Ее шаги были ровными, механическими. Внутри не было ничего. Ни злости на его несправедливость. Ни жалости к его сломанному телу. Ни боли за разрушенные надежды на свидание, на нормальность. Ни даже страха за Комиссара и будущее. Был только лед. Густой, тяжелый, пронизывающий до самых костей. Он заполнил каждую клеточку, каждую мысль, каждое чувство. Он сковал сердце, остановил слезы, заморозил душу.
Больше болеть было нельзя. Просто нечем. Не осталось ничего живого, что могло бы чувствовать боль. Он выжег все. Своими словами. Своим неверием. Своей готовностью увидеть в ней самое худшее.
Она шла сквозь ветер, сквозь накрапывающий дождь, сквозь шум города. Мимо нее проходили люди, смеялись, спешили по своим делам. Их жизнь била ключом. Ее жизнь остановилась. Замерзла. В том моменте, когда он назвал ее "продажной шлюхой", а она посмотрела ему в глаза и увидела там только ненависть и непробиваемую стену.
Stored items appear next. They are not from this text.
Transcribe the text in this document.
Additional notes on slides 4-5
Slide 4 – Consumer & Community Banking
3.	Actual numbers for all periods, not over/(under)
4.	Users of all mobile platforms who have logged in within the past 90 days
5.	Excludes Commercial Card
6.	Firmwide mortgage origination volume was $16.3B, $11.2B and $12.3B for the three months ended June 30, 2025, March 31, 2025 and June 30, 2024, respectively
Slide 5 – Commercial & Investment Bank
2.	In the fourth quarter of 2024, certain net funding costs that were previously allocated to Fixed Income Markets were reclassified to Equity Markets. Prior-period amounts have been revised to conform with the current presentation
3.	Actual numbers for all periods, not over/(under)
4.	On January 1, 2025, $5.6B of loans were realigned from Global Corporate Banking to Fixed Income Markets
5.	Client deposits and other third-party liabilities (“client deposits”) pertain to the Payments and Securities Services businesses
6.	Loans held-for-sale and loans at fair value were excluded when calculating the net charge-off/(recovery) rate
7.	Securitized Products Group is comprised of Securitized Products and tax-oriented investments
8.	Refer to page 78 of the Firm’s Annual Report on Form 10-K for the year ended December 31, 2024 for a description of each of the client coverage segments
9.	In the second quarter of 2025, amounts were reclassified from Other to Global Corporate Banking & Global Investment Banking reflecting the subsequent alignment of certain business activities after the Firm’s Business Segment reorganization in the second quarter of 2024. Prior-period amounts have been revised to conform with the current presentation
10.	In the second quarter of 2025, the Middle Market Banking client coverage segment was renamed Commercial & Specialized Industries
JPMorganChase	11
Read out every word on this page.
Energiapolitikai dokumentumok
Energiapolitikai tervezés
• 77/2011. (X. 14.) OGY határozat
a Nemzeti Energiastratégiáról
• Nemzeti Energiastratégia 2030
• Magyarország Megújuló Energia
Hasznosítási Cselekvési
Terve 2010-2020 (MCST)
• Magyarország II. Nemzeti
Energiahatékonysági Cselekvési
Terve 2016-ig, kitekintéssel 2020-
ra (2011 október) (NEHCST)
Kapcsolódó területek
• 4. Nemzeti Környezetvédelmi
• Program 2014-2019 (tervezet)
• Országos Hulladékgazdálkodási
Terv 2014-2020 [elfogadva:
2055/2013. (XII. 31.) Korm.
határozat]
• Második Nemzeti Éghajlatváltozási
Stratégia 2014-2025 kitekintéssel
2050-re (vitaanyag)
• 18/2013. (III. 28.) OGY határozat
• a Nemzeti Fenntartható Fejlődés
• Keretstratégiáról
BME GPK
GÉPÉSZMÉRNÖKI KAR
Она не знала, куда идет. Домой? В клинику к Комиссару? Не имело значения. Куда угодно. Лишь бы идти. Лишь бы ветер выдувал последние крохи тепла, последние намеки на то, что когда-то внутри нее жило что-то, кроме этого, всепоглощающего, мертвящего льда. Больше болеть было нельзя. Просто не осталось ничего, что могло бы болеть. Только пустота. Только лед. Только приговор, прозвучавший в тишине больничной палаты и в реве ветра на улице.
Прощай.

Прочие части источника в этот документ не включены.